4-Chlorobenzotrifluoride is a organofluorine compound with the molecular formula C7H4ClF3. Frequently abbreviated PCBTF (for parachlorobenzotrifluoride), it is a colorless liquid with a distinct aromatic odor. PCBTF has been commercially-produced since the 1960s. It is a precursor to commercial dyes.

==Preparation==
4-Chlorobenzotrifluoride is produced commercially by trifluoromethylation of chlorobenzene.

Historically, Occidental Chemical Corporation was a leading producer and sold it as part of its Oxsol product line, specifically under the brand name of Oxsol 100. Occidental Chemical Corporation sold the OXSOL line to Makhteshim Agan Industries, Ltd., in 2002.

==Uses==
Nitration of PCBTF gives 4-chloro-3,5-dinitrobenzotrifluoride, a precursor to the herbicides trifluralin, fluorodifen, and acifluorfen. It is also a precursor to the insecticide fluvalinate.

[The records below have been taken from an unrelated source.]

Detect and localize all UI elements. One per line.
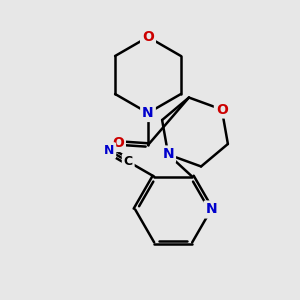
Text: N: N (206, 202, 217, 217)
Text: N: N (142, 106, 154, 120)
Text: C: C (124, 155, 133, 168)
Text: N: N (104, 144, 114, 157)
Text: O: O (112, 136, 124, 150)
Text: O: O (216, 103, 228, 116)
Text: O: O (142, 30, 154, 44)
Text: N: N (162, 148, 174, 161)
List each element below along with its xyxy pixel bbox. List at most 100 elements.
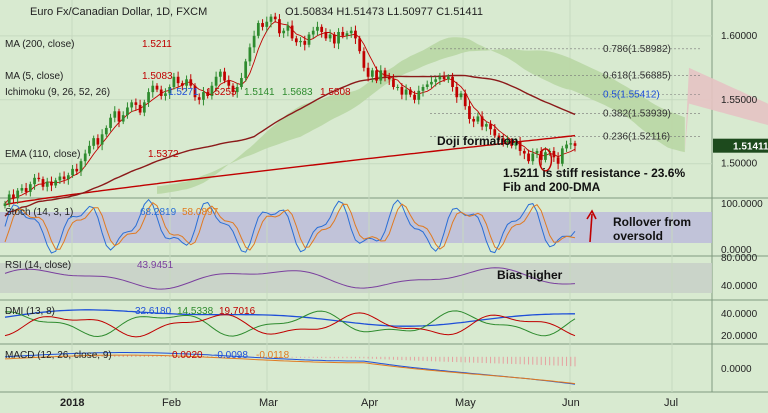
panel-label: DMI (13, 8) [5, 306, 55, 317]
current-price-label: 1.51411 [733, 142, 768, 153]
candle-body [92, 138, 96, 146]
panel-label: MACD (12, 26, close, 9) [5, 350, 112, 361]
candle-body [535, 150, 539, 154]
candle-body [425, 84, 429, 87]
candle-body [484, 124, 488, 127]
candle-body [12, 194, 15, 199]
candle-body [3, 203, 7, 206]
candle-body [134, 102, 138, 105]
candle-body [527, 153, 530, 162]
candle-body [147, 92, 150, 103]
candle-body [121, 115, 125, 122]
fib-label: 0.236(1.52116) [603, 132, 670, 143]
ichimoku-cloud [157, 37, 768, 194]
candle-body [472, 118, 476, 122]
candle-body [185, 79, 188, 86]
candle-body [510, 140, 514, 146]
candle-body [168, 86, 172, 94]
candle-body [261, 23, 264, 27]
time-tick-label: Apr [361, 397, 378, 409]
candle-body [45, 181, 49, 187]
stoch-tick-label: 100.0000 [721, 199, 763, 210]
candlesticks [3, 12, 577, 209]
dmi-minus-line [4, 312, 576, 338]
candle-body [383, 70, 387, 77]
ema-110-line [4, 74, 576, 217]
indicator-label: Ichimoku (9, 26, 52, 26) [5, 87, 110, 98]
candle-body [320, 26, 324, 32]
candle-body [214, 76, 218, 86]
candle-body [501, 138, 505, 142]
price-tick-label: 1.55000 [721, 95, 758, 106]
indicator-value: 1.5372 [148, 149, 179, 160]
candle-body [404, 89, 408, 95]
rsi-tick-label: 40.0000 [721, 281, 758, 292]
candle-body [438, 76, 442, 80]
candle-body [396, 86, 400, 88]
candle-body [459, 93, 463, 98]
candle-body [408, 89, 412, 95]
candle-body [392, 79, 395, 87]
candle-body [109, 117, 112, 128]
candle-body [37, 177, 41, 180]
candle-body [265, 21, 269, 27]
candle-body [155, 85, 159, 90]
candle-body [66, 175, 70, 180]
annotation-rollover-line1: Rollover from [613, 215, 691, 229]
annotation-resistance-line1: 1.5211 is stiff resistance - 23.6% [503, 166, 685, 180]
candle-body [358, 38, 362, 52]
stoch-tick-label: 0.0000 [721, 245, 752, 256]
candle-body [235, 86, 239, 93]
dmi-plus-line [4, 310, 576, 338]
candle-body [273, 16, 277, 20]
panel-value: 32.6180 [135, 306, 172, 317]
ma-5-line [4, 20, 576, 204]
panel-value: 68.2819 [140, 207, 177, 218]
candle-body [176, 76, 180, 84]
indicator-label: EMA (110, close) [5, 149, 80, 160]
dmi-tick-label: 20.0000 [721, 331, 758, 342]
candle-body [62, 176, 66, 180]
candle-body [252, 35, 256, 48]
time-tick-label: Mar [259, 397, 278, 409]
candle-body [130, 102, 134, 108]
candle-body [71, 168, 74, 176]
candle-body [202, 92, 205, 100]
candle-body [565, 144, 568, 149]
rollover-arrow-shaft [589, 213, 593, 243]
price-tick-label: 1.60000 [721, 31, 758, 42]
annotation-rollover-line2: oversold [613, 229, 663, 243]
candle-body [282, 30, 286, 34]
indicator-label: MA (5, close) [5, 71, 63, 82]
candle-body [446, 76, 450, 80]
panel-label: RSI (14, close) [5, 260, 71, 271]
candle-body [328, 34, 332, 39]
macd-signal-line [4, 354, 576, 385]
candle-body [569, 143, 573, 145]
candle-body [41, 179, 45, 187]
candle-body [341, 31, 345, 36]
candle-body [248, 47, 252, 62]
candle-body [506, 140, 509, 142]
time-tick-label: Jun [562, 397, 580, 409]
candle-body [159, 89, 163, 96]
candle-body [218, 71, 222, 77]
candle-body [337, 31, 340, 44]
annotation-resistance-line2: Fib and 200-DMA [503, 180, 601, 194]
time-tick-label: Jul [664, 397, 678, 409]
price-axis: 1.60000 1.55000 1.50000 1.51411 100.0000 0.00… [713, 31, 768, 375]
candle-body [324, 31, 328, 39]
time-axis: 2018 Feb Mar Apr May Jun Jul [60, 397, 678, 409]
fib-levels: 0.786(1.58982) 0.618(1.56885) 0.5(1.55412)… [430, 44, 700, 143]
indicator-value: 1.5255 [206, 87, 237, 98]
candle-body [497, 135, 501, 139]
candle-body [75, 168, 79, 172]
panel-value: 58.0897 [182, 207, 219, 218]
candle-body [455, 86, 459, 98]
candle-body [172, 76, 176, 87]
candle-body [375, 70, 378, 81]
panel-value: -0.0118 [256, 350, 290, 361]
candle-body [88, 145, 91, 154]
rsi-tick-label: 80.0000 [721, 253, 758, 264]
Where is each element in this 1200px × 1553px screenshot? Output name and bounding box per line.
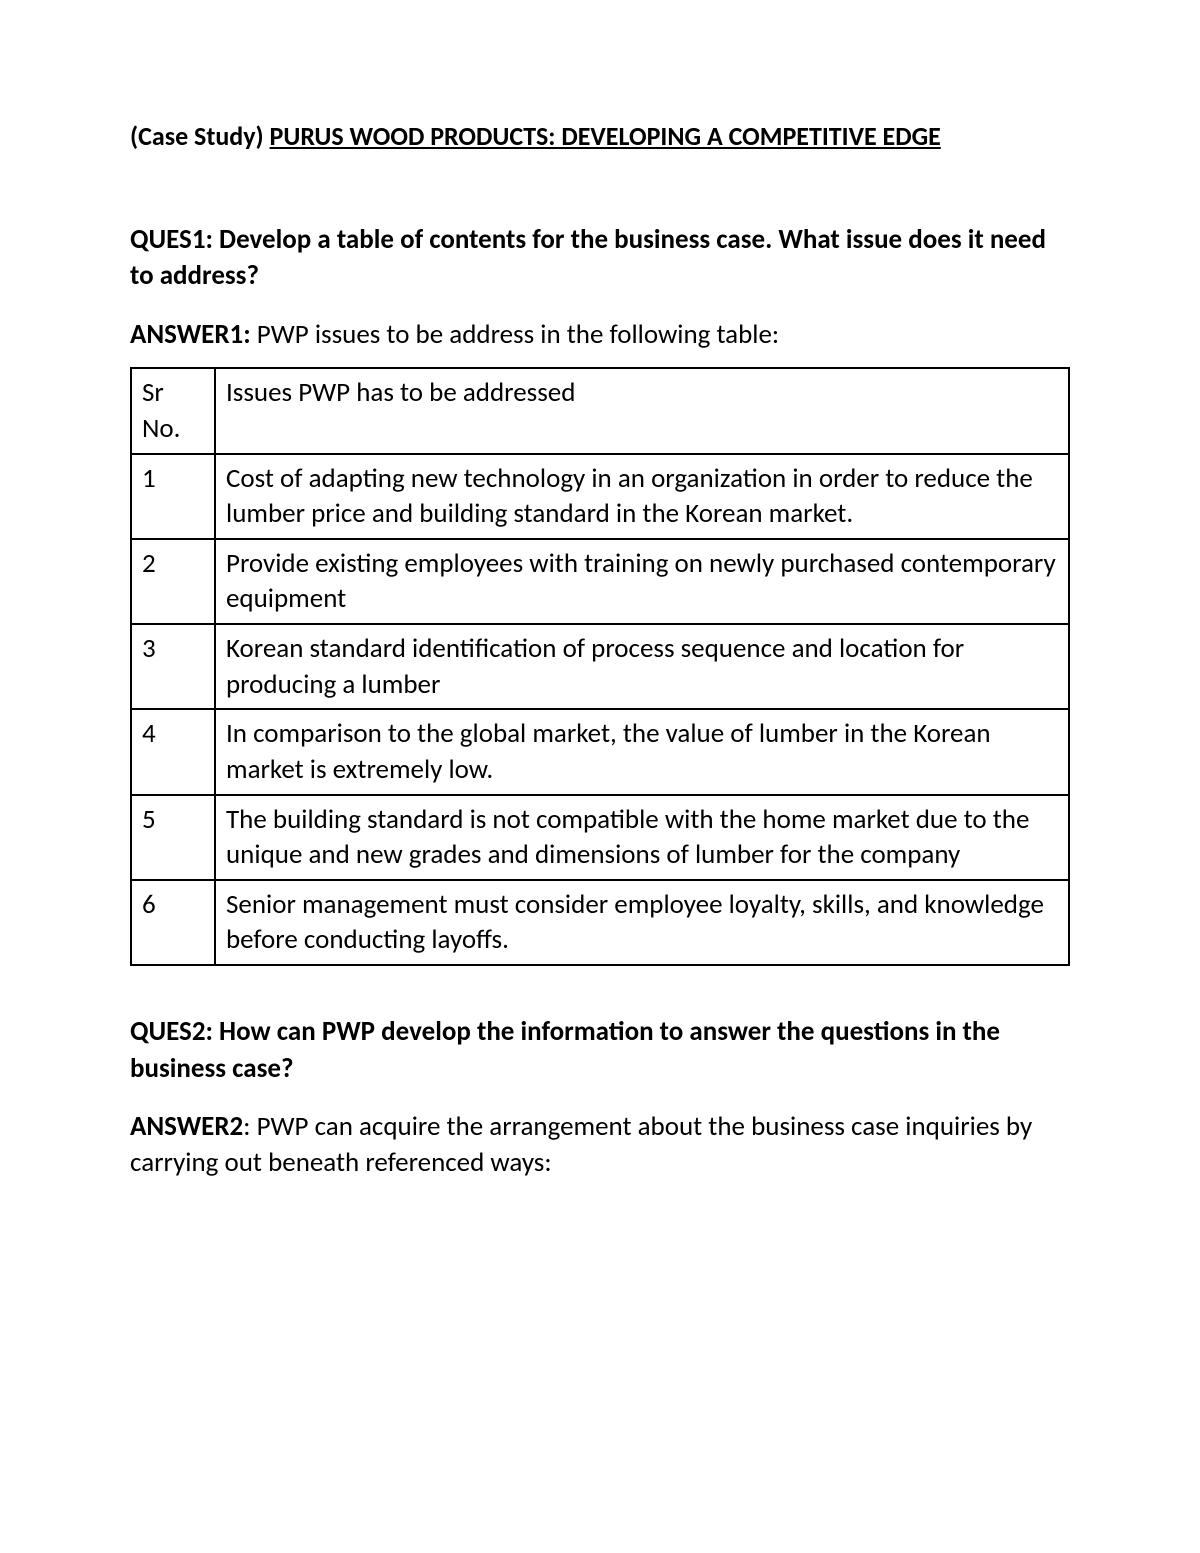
page-title: (Case Study) PURUS WOOD PRODUCTS: DEVELO… [130,120,1070,152]
table-cell-sr: 3 [131,624,215,709]
answer-1-text: PWP issues to be address in the followin… [251,318,779,351]
issues-table: Sr No. Issues PWP has to be addressed 1 … [130,367,1070,966]
table-row: 1 Cost of adapting new technology in an … [131,454,1069,539]
table-cell-issue: Korean standard identification of proces… [215,624,1069,709]
answer-2-text: : PWP can acquire the arrangement about … [130,1110,1032,1179]
answer-1-intro: ANSWER1: PWP issues to be address in the… [130,317,1070,353]
table-header-row: Sr No. Issues PWP has to be addressed [131,368,1069,453]
table-cell-issue: In comparison to the global market, the … [215,709,1069,794]
table-header-sr: Sr No. [131,368,215,453]
table-row: 3 Korean standard identification of proc… [131,624,1069,709]
document-page: (Case Study) PURUS WOOD PRODUCTS: DEVELO… [0,0,1200,1553]
table-row: 5 The building standard is not compatibl… [131,795,1069,880]
table-cell-sr: 4 [131,709,215,794]
title-main: PURUS WOOD PRODUCTS: DEVELOPING A COMPET… [270,120,941,152]
answer-2-label: ANSWER2 [130,1110,243,1143]
table-row: 6 Senior management must consider employ… [131,880,1069,965]
table-cell-sr: 6 [131,880,215,965]
table-row: 4 In comparison to the global market, th… [131,709,1069,794]
table-cell-issue: Senior management must consider employee… [215,880,1069,965]
table-cell-issue: Cost of adapting new technology in an or… [215,454,1069,539]
table-cell-issue: The building standard is not compatible … [215,795,1069,880]
answer-2-intro: ANSWER2: PWP can acquire the arrangement… [130,1109,1070,1182]
question-1: QUES1: Develop a table of contents for t… [130,222,1070,295]
table-cell-sr: 1 [131,454,215,539]
question-2: QUES2: How can PWP develop the informati… [130,1014,1070,1087]
answer-1-label: ANSWER1: [130,318,251,351]
table-cell-sr: 5 [131,795,215,880]
table-header-issue: Issues PWP has to be addressed [215,368,1069,453]
table-row: 2 Provide existing employees with traini… [131,539,1069,624]
title-prefix: (Case Study) [130,120,270,152]
table-cell-issue: Provide existing employees with training… [215,539,1069,624]
table-cell-sr: 2 [131,539,215,624]
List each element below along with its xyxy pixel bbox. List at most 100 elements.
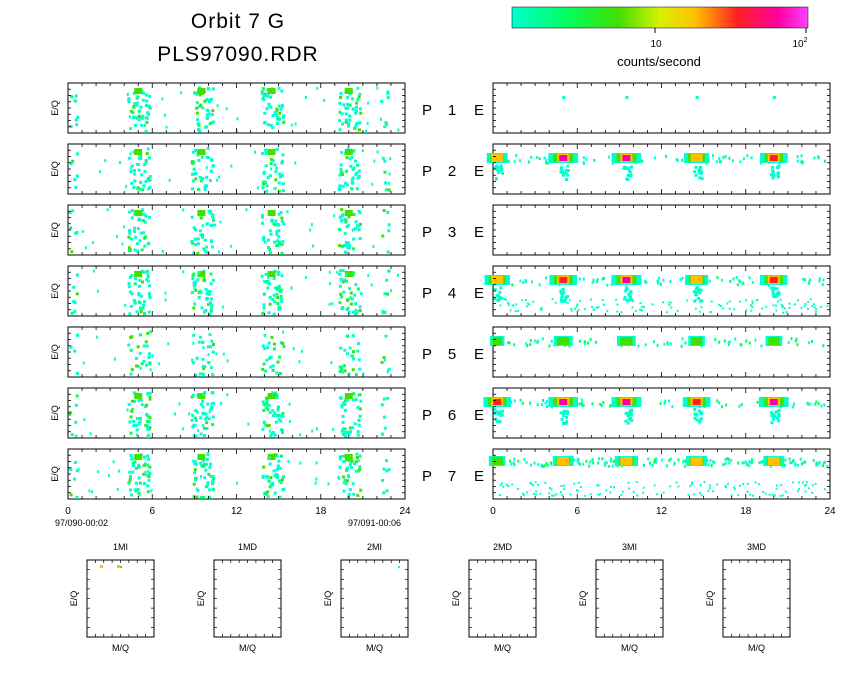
- right-x-tick-label: 18: [740, 506, 752, 517]
- left-data-cell: [275, 396, 279, 400]
- right-band-cell: [801, 462, 804, 466]
- right-tail-cell: [493, 408, 497, 412]
- left-noise-cell: [236, 481, 238, 485]
- right-low-cell: [809, 298, 812, 301]
- right-low-cell: [507, 485, 510, 488]
- left-data-cell: [199, 495, 203, 499]
- right-low-cell: [813, 303, 815, 306]
- right-tail-cell: [770, 421, 774, 425]
- left-data-cell: [138, 333, 142, 337]
- left-data-cell: [265, 94, 269, 98]
- left-data-cell: [146, 147, 150, 151]
- left-data-cell: [130, 181, 134, 185]
- left-data-cell: [133, 460, 137, 464]
- right-band-cell: [579, 462, 582, 466]
- right-tail-cell: [699, 288, 703, 292]
- left-data-cell: [190, 418, 194, 422]
- left-noise-cell: [270, 167, 272, 171]
- left-data-cell: [211, 87, 215, 91]
- left-data-cell: [339, 365, 343, 369]
- left-data-cell: [278, 414, 282, 418]
- right-tail-cell: [495, 419, 499, 423]
- left-panel-2: E/Q: [50, 143, 406, 195]
- right-low-cell: [550, 488, 553, 491]
- left-data-cell: [354, 124, 358, 128]
- right-band-cell: [588, 464, 591, 468]
- left-data-cell: [342, 278, 346, 282]
- left-data-cell: [74, 434, 78, 438]
- right-band-cell: [804, 460, 807, 464]
- right-low-cell: [804, 490, 807, 493]
- right-peak-warm: [557, 457, 570, 465]
- left-data-cell: [129, 109, 133, 113]
- left-data-cell: [280, 298, 284, 302]
- right-band-cell: [536, 403, 539, 407]
- left-data-cell: [282, 345, 286, 348]
- right-tail-cell: [499, 164, 503, 168]
- left-data-cell: [344, 118, 348, 122]
- left-data-cell: [262, 235, 266, 239]
- left-data-cell: [141, 116, 145, 120]
- left-data-cell: [351, 176, 355, 180]
- mq-data-cell: [120, 566, 122, 568]
- right-low-cell: [523, 494, 525, 497]
- right-band-cell: [534, 339, 537, 343]
- left-data-cell: [194, 288, 198, 292]
- left-data-cell: [212, 401, 216, 405]
- left-data-cell: [383, 426, 387, 430]
- colorbar-tick-100: 102: [792, 37, 807, 50]
- left-data-cell: [387, 468, 391, 472]
- left-data-cell: [356, 459, 360, 463]
- right-tail-cell: [498, 291, 502, 294]
- left-data-cell: [73, 477, 76, 481]
- right-tail-cell: [697, 297, 701, 300]
- left-data-cell: [137, 114, 141, 118]
- right-low-cell: [505, 299, 508, 301]
- left-data-cell: [191, 241, 195, 245]
- left-data-cell: [272, 469, 276, 473]
- right-tail-cell: [626, 414, 630, 418]
- left-data-cell: [203, 417, 207, 421]
- left-data-cell: [142, 464, 146, 467]
- right-low-cell: [501, 482, 503, 485]
- left-data-cell: [205, 427, 209, 430]
- left-data-cell: [146, 454, 150, 458]
- right-low-cell: [616, 310, 619, 313]
- left-data-cell: [147, 293, 151, 297]
- left-noise-cell: [129, 152, 132, 156]
- right-band-cell: [602, 401, 605, 405]
- right-tail-cell: [771, 170, 775, 174]
- right-low-cell: [524, 299, 527, 301]
- right-tail-cell: [494, 177, 498, 181]
- left-noise-cell: [372, 245, 375, 248]
- left-data-cell: [355, 122, 359, 125]
- right-low-cell: [535, 490, 538, 493]
- left-data-cell: [202, 276, 206, 280]
- left-data-cell: [207, 209, 211, 213]
- left-hot-cell: [344, 88, 353, 94]
- left-data-cell: [358, 237, 362, 240]
- right-band-cell: [592, 278, 595, 282]
- right-low-cell: [575, 305, 578, 308]
- right-low-cell: [775, 304, 777, 307]
- mq-ylabel: E/Q: [451, 591, 461, 607]
- right-band-cell: [739, 160, 742, 164]
- left-data-cell: [274, 170, 278, 174]
- right-low-cell: [751, 306, 754, 308]
- right-low-cell: [609, 491, 612, 494]
- left-data-cell: [281, 240, 285, 244]
- left-data-cell: [132, 391, 136, 395]
- right-x-tick-label: 0: [490, 506, 496, 517]
- left-data-cell: [271, 114, 275, 117]
- left-data-cell: [146, 179, 150, 183]
- left-data-cell: [359, 107, 362, 111]
- left-panel-6: E/Q: [50, 387, 406, 439]
- left-data-cell: [273, 240, 277, 244]
- right-band-cell: [529, 339, 532, 342]
- left-noise-cell: [92, 269, 95, 273]
- right-band-cell: [707, 463, 710, 467]
- left-data-cell: [350, 354, 354, 358]
- right-tail-cell: [629, 295, 632, 299]
- left-data-cell: [351, 310, 355, 314]
- left-data-cell: [132, 424, 136, 428]
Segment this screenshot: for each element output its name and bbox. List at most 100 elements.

PCBTF has also been used as a solvent.

==Health and Environmental effects==
Health effects:
- Points of entry: eyes, ingestion, inhalation, skin.
- Target organs: central nervous system, kidneys, liver.
- Irritancy: eyes, respiratory tract, skin

In the troposphere, PCBTF has an estimated half-life of 67 days. It is transformed by reaction with photochemically-produced hydroxyl radicals to give mainly 2-chloro-5-trifluoromethylphenol.

==Regulation==
PCBTF currently has VOC Exempt status from the U.S. Environmental Protection Agency. However, California's Office of Environmental Health Hazard Assessment (OEHHA) has adopted inhalation risk factors for PCBTF as of June 2019, which could have implications for its ongoing VOC Exempt status.